SLM Corp. (SLM), commonly known as Sallie Mae, reported second quarter core earnings of $209 million or 39 cents per share, ahead of the Zacks Consensus Estimate of 30 cents. The results compare favorably with the prior-year quarter as well, when the company had posted core earnings of $170 million or 31 cents per share.

The better-than-expected results were driven by higher interest income on its student loans. After provision for loan losses, core net interest income was $377 million, up from $343 million in the prior quarter and significantly above $55 million reported in the year-ago quarter.

On a GAAP basis, Sallie Mae reported a net quarterly income of $338 million or 63 cents per share, compared with a net loss of $123 million or 32 cents per share in the year-ago quarter. 


However, effective June 30, as a result of the signing of the student loan reform act by the President in March, which forbids private sector companies from making new federal student loans after June 30, 2010, Sallie Mae stopped originating federal student loans. 



Besides Sallie Mae, the new Act also eliminated the role of other private lenders such as Nelnet Inc. (NNI) in originating federal student loans under the Federal Family Education Loan Program.

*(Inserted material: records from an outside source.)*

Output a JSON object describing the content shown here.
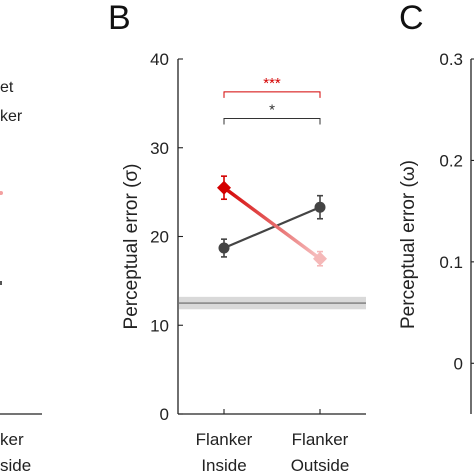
{
  "panel_labels": {
    "left": "B",
    "right": "C"
  },
  "left_fragments": {
    "legend_1": "et",
    "legend_2": "ker",
    "xtick_1": "ker",
    "xtick_2": "side"
  },
  "chart_data": [
    {
      "type": "line",
      "panel": "B",
      "ylabel": "Perceptual error (σ)",
      "ylim": [
        0,
        40
      ],
      "yticks": [
        0,
        10,
        20,
        30,
        40
      ],
      "categories": [
        "Flanker\nInside",
        "Flanker\nOutside"
      ],
      "category_lines": [
        [
          "Flanker",
          "Inside"
        ],
        [
          "Flanker",
          "Outside"
        ]
      ],
      "grid": false,
      "series": [
        {
          "values": [
            25.5,
            17.5
          ],
          "errors": [
            1.3,
            0.8
          ],
          "color": "#d40000",
          "marker": "diamond"
        },
        {
          "values": [
            18.7,
            23.3
          ],
          "errors": [
            1.0,
            1.3
          ],
          "color": "#444444",
          "marker": "circle"
        }
      ],
      "reference_band": {
        "value": 12.5,
        "lower": 11.8,
        "upper": 13.2
      },
      "annotations": [
        {
          "text": "***",
          "color": "#d40000",
          "y": 36.3
        },
        {
          "text": "*",
          "color": "#333333",
          "y": 33.3
        }
      ]
    },
    {
      "type": "line",
      "panel": "C",
      "ylabel": "Perceptual error (ω)",
      "ylim": [
        -0.05,
        0.3
      ],
      "yticks": [
        0,
        0.1,
        0.2,
        0.3
      ],
      "ytick_labels": [
        "0",
        "0.1",
        "0.2",
        "0.3"
      ],
      "series": []
    }
  ]
}
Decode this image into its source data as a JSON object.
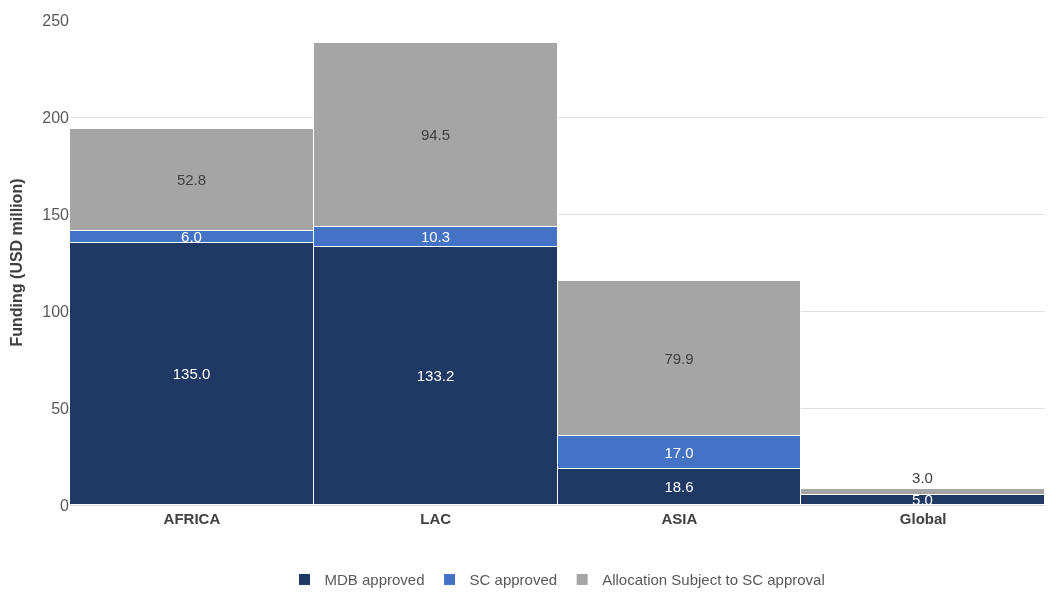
{
  "chart_data": {
    "type": "bar",
    "stacked": true,
    "ylabel": "Funding (USD million)",
    "categories": [
      "AFRICA",
      "LAC",
      "ASIA",
      "Global"
    ],
    "series": [
      {
        "name": "MDB approved",
        "color": "#1f3864",
        "values": [
          135.0,
          133.2,
          18.6,
          5.0
        ],
        "value_labels": [
          "135.0",
          "133.2",
          "18.6",
          "5.0"
        ]
      },
      {
        "name": "SC approved",
        "color": "#4472c4",
        "values": [
          6.0,
          10.3,
          17.0,
          null
        ],
        "value_labels": [
          "6.0",
          "10.3",
          "17.0",
          null
        ]
      },
      {
        "name": "Allocation Subject to SC approval",
        "color": "#a5a5a5",
        "values": [
          52.8,
          94.5,
          79.9,
          3.0
        ],
        "value_labels": [
          "52.8",
          "94.5",
          "79.9",
          "3.0"
        ]
      }
    ],
    "ylim": [
      0,
      250
    ],
    "yticks": [
      0,
      50,
      100,
      150,
      200,
      250
    ],
    "grid": "y",
    "legend": "bottom"
  }
}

Behind the Headline Numbers

Sallie Mae originated $3.1 billion in federal student loans in the reported quarter, compared with $3.7 billion in the year-ago period. The decrease was driven by the termination of the guaranteed loan program that became effective on June 30, and a shift of institutions to the government’s loan program.

However, the origination of private education loans decreased significantly during the quarter as a result of the increased availability of federal student loan coupled with an increase in students enrolling for institutions with lower cost. Sallie Mae originated $219 million of private student loans, compared with $387 million in the year-ago period.

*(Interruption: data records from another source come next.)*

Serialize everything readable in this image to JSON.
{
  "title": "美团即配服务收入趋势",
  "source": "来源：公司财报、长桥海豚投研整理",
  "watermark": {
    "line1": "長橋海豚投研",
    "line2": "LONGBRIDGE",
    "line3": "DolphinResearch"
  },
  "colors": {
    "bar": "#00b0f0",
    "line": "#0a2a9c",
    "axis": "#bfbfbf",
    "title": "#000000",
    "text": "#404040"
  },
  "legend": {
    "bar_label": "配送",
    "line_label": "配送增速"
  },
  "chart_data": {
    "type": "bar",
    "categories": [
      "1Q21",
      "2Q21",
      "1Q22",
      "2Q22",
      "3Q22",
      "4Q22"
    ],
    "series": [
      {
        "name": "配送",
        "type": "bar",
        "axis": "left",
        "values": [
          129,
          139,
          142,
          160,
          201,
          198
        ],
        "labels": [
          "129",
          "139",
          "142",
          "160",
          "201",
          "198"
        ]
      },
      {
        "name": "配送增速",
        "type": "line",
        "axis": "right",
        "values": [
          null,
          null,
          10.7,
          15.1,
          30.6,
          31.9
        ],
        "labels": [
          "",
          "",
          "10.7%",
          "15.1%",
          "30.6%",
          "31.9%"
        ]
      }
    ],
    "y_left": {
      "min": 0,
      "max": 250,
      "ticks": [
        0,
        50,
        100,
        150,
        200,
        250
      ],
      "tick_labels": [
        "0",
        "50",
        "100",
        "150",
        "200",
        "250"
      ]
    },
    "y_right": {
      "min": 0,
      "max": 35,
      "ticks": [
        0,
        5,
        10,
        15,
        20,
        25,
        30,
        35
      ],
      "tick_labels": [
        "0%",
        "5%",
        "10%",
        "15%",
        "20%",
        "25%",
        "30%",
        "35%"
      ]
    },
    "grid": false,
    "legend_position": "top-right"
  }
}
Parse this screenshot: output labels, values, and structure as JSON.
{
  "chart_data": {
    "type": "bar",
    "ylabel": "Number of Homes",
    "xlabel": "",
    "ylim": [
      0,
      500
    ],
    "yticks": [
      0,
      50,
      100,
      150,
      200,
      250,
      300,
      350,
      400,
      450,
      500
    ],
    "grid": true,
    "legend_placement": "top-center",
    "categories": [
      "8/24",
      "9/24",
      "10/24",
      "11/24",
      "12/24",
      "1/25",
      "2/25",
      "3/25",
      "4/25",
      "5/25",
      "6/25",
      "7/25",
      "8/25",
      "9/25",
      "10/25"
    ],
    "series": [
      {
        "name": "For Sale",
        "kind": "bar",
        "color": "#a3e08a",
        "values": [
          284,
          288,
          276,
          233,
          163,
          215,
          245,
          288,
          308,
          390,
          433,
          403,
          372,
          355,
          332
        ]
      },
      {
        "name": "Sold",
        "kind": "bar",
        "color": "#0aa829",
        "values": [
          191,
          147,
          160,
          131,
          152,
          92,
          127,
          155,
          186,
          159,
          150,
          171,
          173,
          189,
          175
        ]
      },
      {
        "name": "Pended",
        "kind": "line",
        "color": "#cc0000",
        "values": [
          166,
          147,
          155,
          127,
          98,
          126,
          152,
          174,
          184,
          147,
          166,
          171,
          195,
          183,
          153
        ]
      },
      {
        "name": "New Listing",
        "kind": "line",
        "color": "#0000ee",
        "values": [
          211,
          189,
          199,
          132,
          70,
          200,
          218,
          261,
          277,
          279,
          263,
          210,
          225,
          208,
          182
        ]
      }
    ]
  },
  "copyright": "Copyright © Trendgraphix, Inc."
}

Overall provision for loan losses was $382 million in the reported quarter versus $359 million in the prior quarter and $402 million in the prior-year quarter. Credit metrics remain elevated during the reported quarter. Sallie Mae’s managed private education loan charge-offs were $336 million in the quarter compared with $284 million in the prior quarter and $355 million in the year-ago quarter.

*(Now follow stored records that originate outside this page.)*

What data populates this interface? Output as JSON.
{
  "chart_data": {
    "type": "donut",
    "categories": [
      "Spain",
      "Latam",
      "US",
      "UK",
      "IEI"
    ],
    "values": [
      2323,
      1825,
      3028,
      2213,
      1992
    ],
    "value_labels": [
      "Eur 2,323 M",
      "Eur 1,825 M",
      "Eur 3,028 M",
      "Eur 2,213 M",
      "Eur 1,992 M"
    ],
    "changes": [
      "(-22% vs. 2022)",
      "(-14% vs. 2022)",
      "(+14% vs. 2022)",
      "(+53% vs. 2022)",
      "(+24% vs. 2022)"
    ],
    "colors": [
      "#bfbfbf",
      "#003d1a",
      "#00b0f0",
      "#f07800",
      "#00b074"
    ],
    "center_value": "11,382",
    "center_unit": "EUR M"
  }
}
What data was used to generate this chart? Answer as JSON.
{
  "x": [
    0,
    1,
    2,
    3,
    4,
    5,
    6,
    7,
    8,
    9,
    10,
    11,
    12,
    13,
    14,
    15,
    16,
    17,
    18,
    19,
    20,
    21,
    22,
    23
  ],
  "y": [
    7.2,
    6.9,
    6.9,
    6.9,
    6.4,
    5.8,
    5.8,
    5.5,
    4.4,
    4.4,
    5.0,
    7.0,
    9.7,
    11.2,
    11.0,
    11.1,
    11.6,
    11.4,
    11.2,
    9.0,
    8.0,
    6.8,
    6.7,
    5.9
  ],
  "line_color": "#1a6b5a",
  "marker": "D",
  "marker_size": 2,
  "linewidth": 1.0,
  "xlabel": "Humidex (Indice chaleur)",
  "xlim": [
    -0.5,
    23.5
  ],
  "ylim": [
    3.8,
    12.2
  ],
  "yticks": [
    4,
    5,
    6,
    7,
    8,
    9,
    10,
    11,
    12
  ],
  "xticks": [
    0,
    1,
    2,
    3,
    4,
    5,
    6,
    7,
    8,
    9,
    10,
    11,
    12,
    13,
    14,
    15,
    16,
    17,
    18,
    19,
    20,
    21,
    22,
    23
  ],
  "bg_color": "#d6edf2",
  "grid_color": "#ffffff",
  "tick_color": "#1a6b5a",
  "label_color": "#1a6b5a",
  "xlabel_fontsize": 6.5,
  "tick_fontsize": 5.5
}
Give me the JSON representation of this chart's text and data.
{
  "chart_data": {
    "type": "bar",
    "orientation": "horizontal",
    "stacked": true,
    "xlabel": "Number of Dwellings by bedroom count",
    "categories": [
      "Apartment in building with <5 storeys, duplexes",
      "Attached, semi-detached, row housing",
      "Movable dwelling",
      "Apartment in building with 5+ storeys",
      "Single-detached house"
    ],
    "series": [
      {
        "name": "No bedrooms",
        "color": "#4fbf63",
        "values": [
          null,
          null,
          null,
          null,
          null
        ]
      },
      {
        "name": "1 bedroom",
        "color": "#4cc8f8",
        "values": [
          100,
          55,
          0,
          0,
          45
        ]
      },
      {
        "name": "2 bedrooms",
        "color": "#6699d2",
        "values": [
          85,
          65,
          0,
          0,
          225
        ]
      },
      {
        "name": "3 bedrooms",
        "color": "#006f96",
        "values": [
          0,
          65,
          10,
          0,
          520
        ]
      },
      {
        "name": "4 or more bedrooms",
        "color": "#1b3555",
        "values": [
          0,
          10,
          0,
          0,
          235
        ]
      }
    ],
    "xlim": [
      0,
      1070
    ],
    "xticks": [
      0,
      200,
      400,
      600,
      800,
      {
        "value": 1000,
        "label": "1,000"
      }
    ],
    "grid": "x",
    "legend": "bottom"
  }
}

However, managed delinquencies as a percentage of private education loans in repayment decreased to 11.9% from 12.2 % reported in the prior quarter. Core earnings provision for private education loan losses was $349 million in the reported quarter, compared with $325 million in the prior quarter. 

Core fee income including the debt repurchase gain was $308 million, compared with $336 million in the prior quarter and $528 million in the year-ago quarter.

Sallie Mae reported core operating expense of $331 million compared with $298 million in the year-ago quarter. Core operating expense excludes restructuring costs and related asset impairments.

However, as a result of the new law that forbids private lenders from originating federal loans, Sallie Mae is currently undergoing a significant restructuring of its operations to better align its cost structure with future revenue projections. As a result, the company incurred restructuring ($24 million) and other litigation expenses totaling $43 million in the quarter. 


Sallie Mae also remains focused on bolstering its capital levels. The company completed a $1.2 billion long-term federal student loan securitization and had $11.8 billion of primary liquidity as of June 30, 2010. 


Our Take 


The passing of the Act forbidding private sector companies from making new federal student loans after June 30 is a concern for Sallie Mae. As a result, the company’s traditional role would change and its loan portfolio would become heavily weighted toward the higher-risk private student loans.

Nevertheless, we expect Sallie Mae to benefit from the Department of Education’s servicing contract. The company is expected to play a major role in the contract, under which it would service and collect government guaranteed loans. We believe that the company’s leading position in the student lending market and its efficient cost structure would provide it with an edge over its peers.